Дюжина шаванов выхватилась из ближайшего отряда, ринулась наперерез беглецу. Он открыл огонь. Как и сказала Чара, он бил мимо, снова мимо, снова. Но когда ловцы приблизились, стал попадать в цель. Кто-то вспыхнул заживо, другого прожгло насквозь, третьему выгрызло дыру в боку. Несколько испугались и ринулись наутек. Но четверо не струсили — добежали-таки до ханида и изрубили в куски. Один подхватил отсеченную руку с Перстом и с нею подскочил к Паулю:
— Я достоин! Прими меня, Гной-ганта!
Тот поцеловал шавана в губы. Затем подозвал тех, кто не завладел Перстом, но и не испугался огня.
— Вы — хорошие бойцы. Назовите ваши имена.
Только у Аланис не имелось роли. Раньше она была пленницей, потом — кем-то вроде советника, теперь — никем. Конечно, Пауль не дал ей Перст. Но и советов больше не просил, и охрану не приставил. Аланис просто ехала с ним рядом, в круге избранных. На нее смотрели с завистью и вожделением. Она понимала: шаваны хотят не ее тело, а место — возле владыки вечности. Ничем не заслуженное, не добытое в бою, данное за так. Ей хотелось кричать:
— Да очнитесь вы! Он не Гной-ганта или Дух Червя, или что-нибудь еще! Он просто слуга одного лорда-интригана. Он говорит с Предметами — и все, ничего больше!
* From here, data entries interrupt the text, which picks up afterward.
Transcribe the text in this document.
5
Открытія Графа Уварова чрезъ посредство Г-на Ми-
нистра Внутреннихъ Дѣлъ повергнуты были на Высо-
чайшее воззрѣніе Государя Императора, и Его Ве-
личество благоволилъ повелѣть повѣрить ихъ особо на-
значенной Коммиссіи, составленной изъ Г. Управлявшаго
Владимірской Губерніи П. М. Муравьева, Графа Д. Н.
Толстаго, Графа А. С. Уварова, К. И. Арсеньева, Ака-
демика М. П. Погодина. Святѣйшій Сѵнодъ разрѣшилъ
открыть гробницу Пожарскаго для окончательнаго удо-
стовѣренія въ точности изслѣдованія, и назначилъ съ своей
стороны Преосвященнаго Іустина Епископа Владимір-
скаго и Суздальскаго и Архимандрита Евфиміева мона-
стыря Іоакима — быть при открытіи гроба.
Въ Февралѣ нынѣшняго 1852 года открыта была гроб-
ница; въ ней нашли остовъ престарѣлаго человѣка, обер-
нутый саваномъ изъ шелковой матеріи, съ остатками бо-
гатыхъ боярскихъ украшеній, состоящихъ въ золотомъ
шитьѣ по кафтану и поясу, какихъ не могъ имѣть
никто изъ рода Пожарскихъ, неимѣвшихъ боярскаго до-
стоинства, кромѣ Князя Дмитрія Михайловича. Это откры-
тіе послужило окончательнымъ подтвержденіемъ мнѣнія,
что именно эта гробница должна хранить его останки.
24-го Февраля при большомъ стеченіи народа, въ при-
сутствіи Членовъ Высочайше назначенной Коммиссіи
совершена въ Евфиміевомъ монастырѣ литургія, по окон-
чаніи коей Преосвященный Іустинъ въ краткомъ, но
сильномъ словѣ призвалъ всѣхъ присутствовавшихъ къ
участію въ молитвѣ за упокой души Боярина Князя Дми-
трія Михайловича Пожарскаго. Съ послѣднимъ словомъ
Аланис говорила это зеркальцу… и не видела веры в лице отраженья.
Ей выделили личный шатер. Пауль, Кнут и Муха спали под открытым небом, как в песках Надежды, но для Аланис устроили особое жилище. В шатре стелили ковер под ноги и густую овчину для сна, ставили вино и яства, приносили воду и кадку для омовения. Пища была вкусной, вода — чистой, вино — хмельным. Две девушки прислуживали Аланис, обе — из знатных семей. Они помогали герцогине умыться, раздеться, расчесаться; накрывали стол, уносили посуду; заботились о здоровье и самочувствии; разминали плечи и стопы. Аланис слишком изголодалась по достойной жизни и не смогла заставить себя отказаться от привилегий. Но и не перестала задаваться вопросом: какого черта? В пустыне я все делала сама, и Пауля это не волновало. Что переменилось?
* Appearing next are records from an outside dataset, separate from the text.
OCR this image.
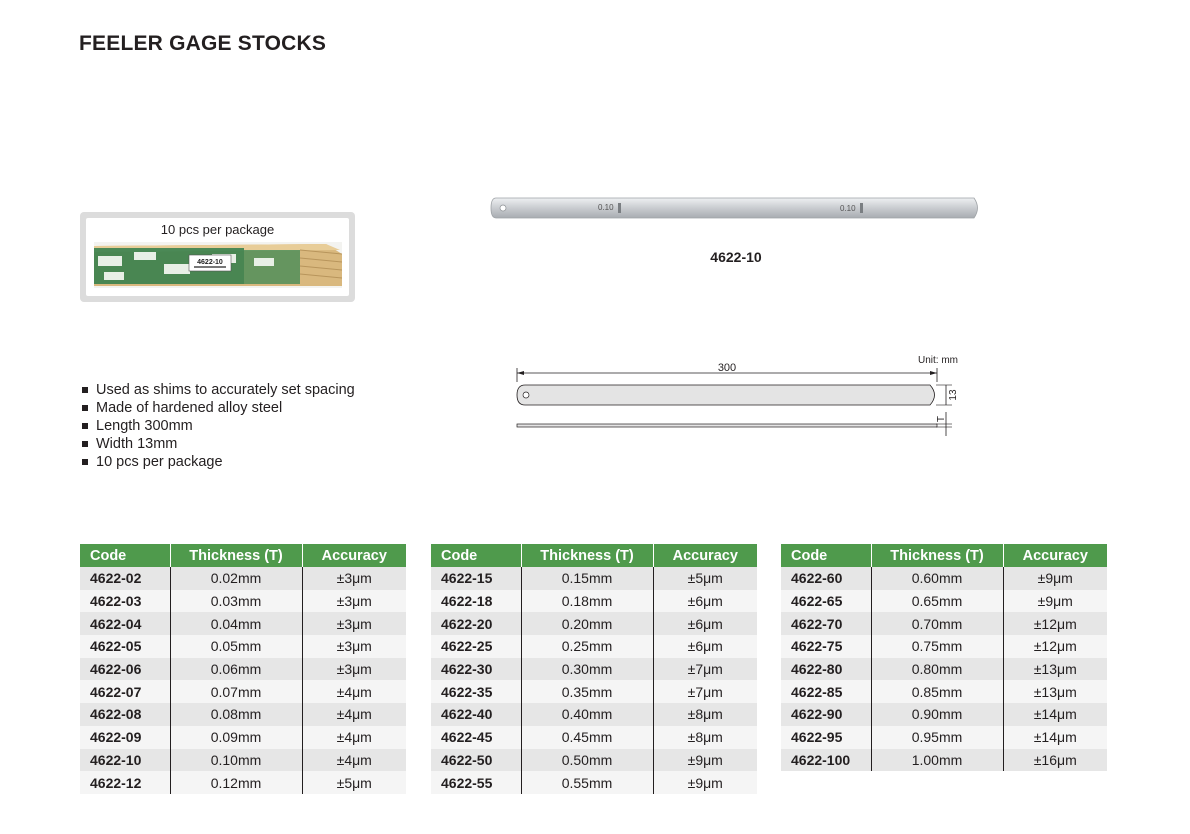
FEELER GAGE STOCKS
10 pcs per package
4622-10
0.10	0.10
4622-10
Unit: mm
300
13
T
Used as shims to accurately set spacing
Made of hardened alloy steel
Length 300mm
Width 13mm
10 pcs per package
Code	Thickness (T)	Accuracy
4622-02	0.02mm	±3μm
4622-03	0.03mm	±3μm
4622-04	0.04mm	±3μm
4622-05	0.05mm	±3μm
4622-06	0.06mm	±3μm
4622-07	0.07mm	±4μm
4622-08	0.08mm	±4μm
4622-09	0.09mm	±4μm
4622-10	0.10mm	±4μm
4622-12	0.12mm	±5μm
Code	Thickness (T)	Accuracy
4622-15	0.15mm	±5μm
4622-18	0.18mm	±6μm
4622-20	0.20mm	±6μm
4622-25	0.25mm	±6μm
4622-30	0.30mm	±7μm
4622-35	0.35mm	±7μm
4622-40	0.40mm	±8μm
4622-45	0.45mm	±8μm
4622-50	0.50mm	±9μm
4622-55	0.55mm	±9μm
Code	Thickness (T)	Accuracy
4622-60	0.60mm	±9μm
4622-65	0.65mm	±9μm
4622-70	0.70mm	±12μm
4622-75	0.75mm	±12μm
4622-80	0.80mm	±13μm
4622-85	0.85mm	±13μm
4622-90	0.90mm	±14μm
4622-95	0.95mm	±14μm
4622-100	1.00mm	±16μm
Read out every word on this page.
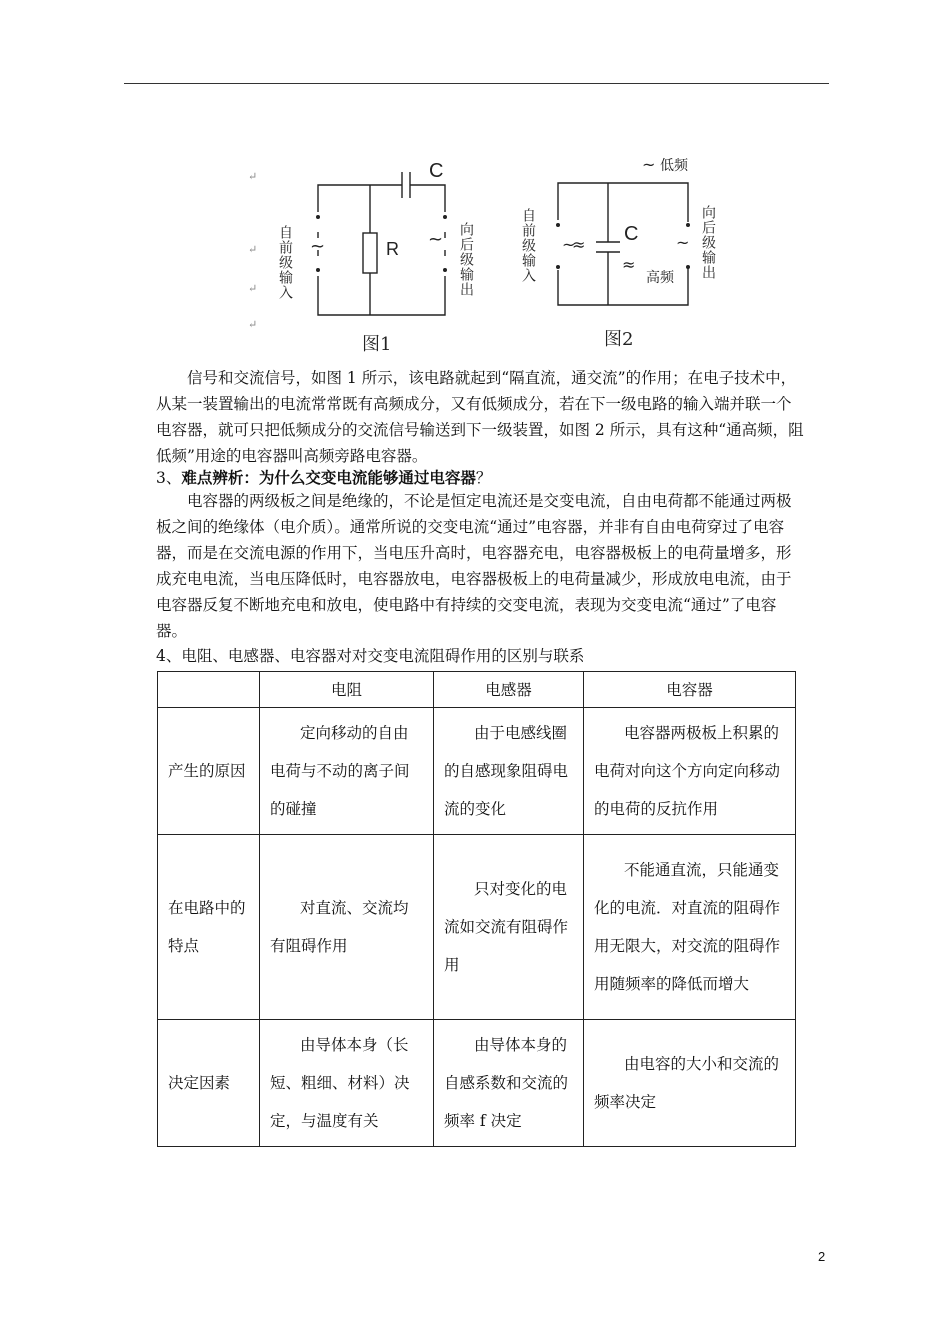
C
R
~	~
自前级输入	向后级输出
图1
↵
↵
↵
↵
~ 低频
C
~
≈
≈
高频
~
自前级输入	向后级输出
图2

信号和交流信号，如图 1 所示，该电路就起到“隔直流，通交流”的作用；在电子技术中，从某一装置输出的电流常常既有高频成分，又有低频成分，若在下一级电路的输入端并联一个电容器，就可只把低频成分的交流信号输送到下一级装置，如图 2 所示，具有这种“通高频，阻低频”用途的电容器叫高频旁路电容器。

3、难点辨析：为什么交变电流能够通过电容器？

电容器的两级板之间是绝缘的，不论是恒定电流还是交变电流，自由电荷都不能通过两极板之间的绝缘体（电介质）。通常所说的交变电流“通过”电容器，并非有自由电荷穿过了电容器，而是在交流电源的作用下，当电压升高时，电容器充电，电容器极板上的电荷量增多，形成充电电流，当电压降低时，电容器放电，电容器极板上的电荷量减少，形成放电电流，由于电容器反复不断地充电和放电，使电路中有持续的交变电流，表现为交变电流“通过”了电容器。

4、电阻、电感器、电容器对对交变电流阻碍作用的区别与联系

	电阻	电感器	电容器
产生的原因	定向移动的自由电荷与不动的离子间的碰撞	由于电感线圈的自感现象阻碍电流的变化	电容器两极板上积累的电荷对向这个方向定向移动的电荷的反抗作用
在电路中的特点	对直流、交流均有阻碍作用	只对变化的电流如交流有阻碍作用	不能通直流，只能通变化的电流．对直流的阻碍作用无限大，对交流的阻碍作用随频率的降低而增大
决定因素	由导体本身（长短、粗细、材料）决定，与温度有关	由导体本身的自感系数和交流的频率 f 决定	由电容的大小和交流的频率决定
2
Она спросила Пауля — осторожно, полунамеком. Получила в ответ:
— Так мне захотелось.
Спросила Кнута и Муху — услышала:
— Не спорь. Как приказано, так и делай.
Спросила Чару — та сказала:
— А в чем беда? Тебя там скучно? Хочешь, приду на ночь?
И, действительно, пришла. Выгнала служанок, поела вместе с Аланис, выпила вина. Потом без тени стыда разделась, залезла в кадку, попросила полить воды на спину. Это было очень странно и слегка конфузно. Аланис помогла ей помыться из расчета потом поговорить и узнать обо всем. Но лучница, видимо, устала за день, да еще разморилась от вина. После ванны сразу уснула, а утром сказала:
— Спасибо, сестра. У тебя вкусно, но душно и жарко. На ужин еще зайду, а спать лучше под луной.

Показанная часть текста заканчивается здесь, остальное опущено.